W3C home > Mailing lists > Public > public-webrtc@w3.org > July 2013

Re: JavaScript API on top of SDP

From: cowwoc <cowwoc@bbs.darktech.org>
Date: Wed, 17 Jul 2013 13:31:39 -0400
Message-ID: <51E6D4FB.9080307@bbs.darktech.org>
To: public-webrtc@w3.org
Hi Harald,

On 17/07/2013 5:42 AM, Harald Alvestrand wrote:
>>  1. Section 4 states: "It is assumed that the user applications are
>>     executed on a browser". This assertion flies in the face of many
>>     of our use-cases.
> I think I have to ask you to explain that. As far as I can tell, every 
> use case in that document executes on a browser (but often 
> communicates with non-browser components).

     I argue that there is a very high demand for mobile to mobile 
communication (no browser involved) and headless (server) peers.
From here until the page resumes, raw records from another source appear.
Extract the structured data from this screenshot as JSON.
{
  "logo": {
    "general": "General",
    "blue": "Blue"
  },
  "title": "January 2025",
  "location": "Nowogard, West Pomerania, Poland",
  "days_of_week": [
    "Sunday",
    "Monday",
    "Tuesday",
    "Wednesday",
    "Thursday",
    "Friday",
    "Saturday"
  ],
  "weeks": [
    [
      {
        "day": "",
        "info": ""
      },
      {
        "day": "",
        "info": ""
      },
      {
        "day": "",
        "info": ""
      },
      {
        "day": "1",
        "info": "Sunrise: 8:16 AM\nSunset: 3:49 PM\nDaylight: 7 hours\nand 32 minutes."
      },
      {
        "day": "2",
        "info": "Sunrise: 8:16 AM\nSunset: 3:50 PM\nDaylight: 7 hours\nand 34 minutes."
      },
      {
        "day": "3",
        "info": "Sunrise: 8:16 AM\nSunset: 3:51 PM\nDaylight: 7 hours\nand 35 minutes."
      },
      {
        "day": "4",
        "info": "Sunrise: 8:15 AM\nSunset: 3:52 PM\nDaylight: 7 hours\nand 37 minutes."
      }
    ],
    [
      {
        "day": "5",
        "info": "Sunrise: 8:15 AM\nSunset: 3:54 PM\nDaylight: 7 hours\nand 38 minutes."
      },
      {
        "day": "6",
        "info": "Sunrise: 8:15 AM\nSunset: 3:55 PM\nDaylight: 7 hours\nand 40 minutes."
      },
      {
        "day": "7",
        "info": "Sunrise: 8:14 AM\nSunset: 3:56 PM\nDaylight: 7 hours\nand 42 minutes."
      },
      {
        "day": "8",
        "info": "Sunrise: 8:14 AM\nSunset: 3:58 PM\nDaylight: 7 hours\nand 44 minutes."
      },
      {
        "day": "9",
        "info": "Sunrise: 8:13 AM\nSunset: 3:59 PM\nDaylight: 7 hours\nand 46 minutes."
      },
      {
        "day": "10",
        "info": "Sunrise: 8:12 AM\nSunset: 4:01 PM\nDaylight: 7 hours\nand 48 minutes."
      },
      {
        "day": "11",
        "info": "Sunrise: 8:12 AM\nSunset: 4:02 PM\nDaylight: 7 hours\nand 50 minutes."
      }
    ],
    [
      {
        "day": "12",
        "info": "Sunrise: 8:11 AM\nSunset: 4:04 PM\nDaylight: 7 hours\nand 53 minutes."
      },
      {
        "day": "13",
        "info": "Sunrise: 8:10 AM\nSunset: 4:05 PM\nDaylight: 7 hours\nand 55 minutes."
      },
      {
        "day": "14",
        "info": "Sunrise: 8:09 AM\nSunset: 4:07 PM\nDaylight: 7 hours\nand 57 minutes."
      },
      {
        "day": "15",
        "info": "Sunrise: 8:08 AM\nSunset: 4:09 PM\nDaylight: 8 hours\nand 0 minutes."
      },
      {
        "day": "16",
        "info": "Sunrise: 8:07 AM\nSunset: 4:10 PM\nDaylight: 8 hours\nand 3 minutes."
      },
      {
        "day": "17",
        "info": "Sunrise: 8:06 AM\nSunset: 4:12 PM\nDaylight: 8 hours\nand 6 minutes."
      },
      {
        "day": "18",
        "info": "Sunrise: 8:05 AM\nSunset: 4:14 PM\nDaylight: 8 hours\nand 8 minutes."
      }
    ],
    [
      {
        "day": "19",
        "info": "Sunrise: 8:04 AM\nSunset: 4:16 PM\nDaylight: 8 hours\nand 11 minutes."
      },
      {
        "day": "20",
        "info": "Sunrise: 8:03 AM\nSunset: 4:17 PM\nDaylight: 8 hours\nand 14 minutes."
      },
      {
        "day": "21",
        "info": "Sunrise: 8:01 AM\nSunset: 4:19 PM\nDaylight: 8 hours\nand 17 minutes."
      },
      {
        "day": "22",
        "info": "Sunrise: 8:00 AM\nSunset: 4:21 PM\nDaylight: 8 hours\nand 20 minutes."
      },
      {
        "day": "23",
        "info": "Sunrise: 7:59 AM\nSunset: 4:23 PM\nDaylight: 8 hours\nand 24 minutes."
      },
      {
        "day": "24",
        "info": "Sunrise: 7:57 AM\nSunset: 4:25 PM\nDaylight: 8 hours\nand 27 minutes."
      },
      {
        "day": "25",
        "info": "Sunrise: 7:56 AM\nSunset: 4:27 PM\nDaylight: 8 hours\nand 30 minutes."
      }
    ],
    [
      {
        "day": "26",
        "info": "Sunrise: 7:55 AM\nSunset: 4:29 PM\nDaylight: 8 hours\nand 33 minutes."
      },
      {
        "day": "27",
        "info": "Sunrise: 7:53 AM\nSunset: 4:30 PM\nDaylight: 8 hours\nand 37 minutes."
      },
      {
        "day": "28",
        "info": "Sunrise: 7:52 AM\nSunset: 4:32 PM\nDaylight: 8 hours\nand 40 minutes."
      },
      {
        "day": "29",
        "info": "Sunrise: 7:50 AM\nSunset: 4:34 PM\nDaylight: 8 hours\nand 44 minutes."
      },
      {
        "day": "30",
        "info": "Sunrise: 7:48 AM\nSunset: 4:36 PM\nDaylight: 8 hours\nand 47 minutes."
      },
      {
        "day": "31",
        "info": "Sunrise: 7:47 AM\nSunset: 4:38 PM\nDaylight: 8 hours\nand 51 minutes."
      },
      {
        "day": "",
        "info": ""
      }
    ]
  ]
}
WebRTC 
1.0 should take that into consideration, even if the native API only 
ends up as part of WebRTC 2.0.

>>  1. Without API examples, there is no feedback mechanism of how
>>     good/bad the API fits our use-cases. Recent conversations
>>     highlight why need such a mechanism.
> But those examples don't belong in the use cases and requirements 
> document; they might belong in a document showing how the API 
> satisfies the use cases.
>>  1. The document fails to explain the reasoning behind the design
>>     decisions that were made.
> The -overview document is the place to explain design decisions. Use 
> cases documents are not supposed to be the place where you make 
> design; they guide design, they don't mandate it.

     I am expecting a one or more (ideally one) document that will:

  * Enumerate the use-cases.
  * List one or more APIs that satisfy each use-case.
  * Reference one or more unit tests for each use-case which demonstrate
    how the API implementing the use-case.
  * Enumerate the design decisions, referencing one or more use-cases as
  * It's perfectly alright to list design decisions without use-cases as
    justification, but obviously it is much easier for the community to
    suggest alternatives in such a case.

     If you do this, you will get a good feedback mechanism between 
use-cases and the API design. If you find that typical use-cases result 
in a very convoluted code then you will know that the design needs to be 
refactored. It also saves a lot of unnecessary discussion on the mailing 
list, as you can answer most questions by pointing people to this document.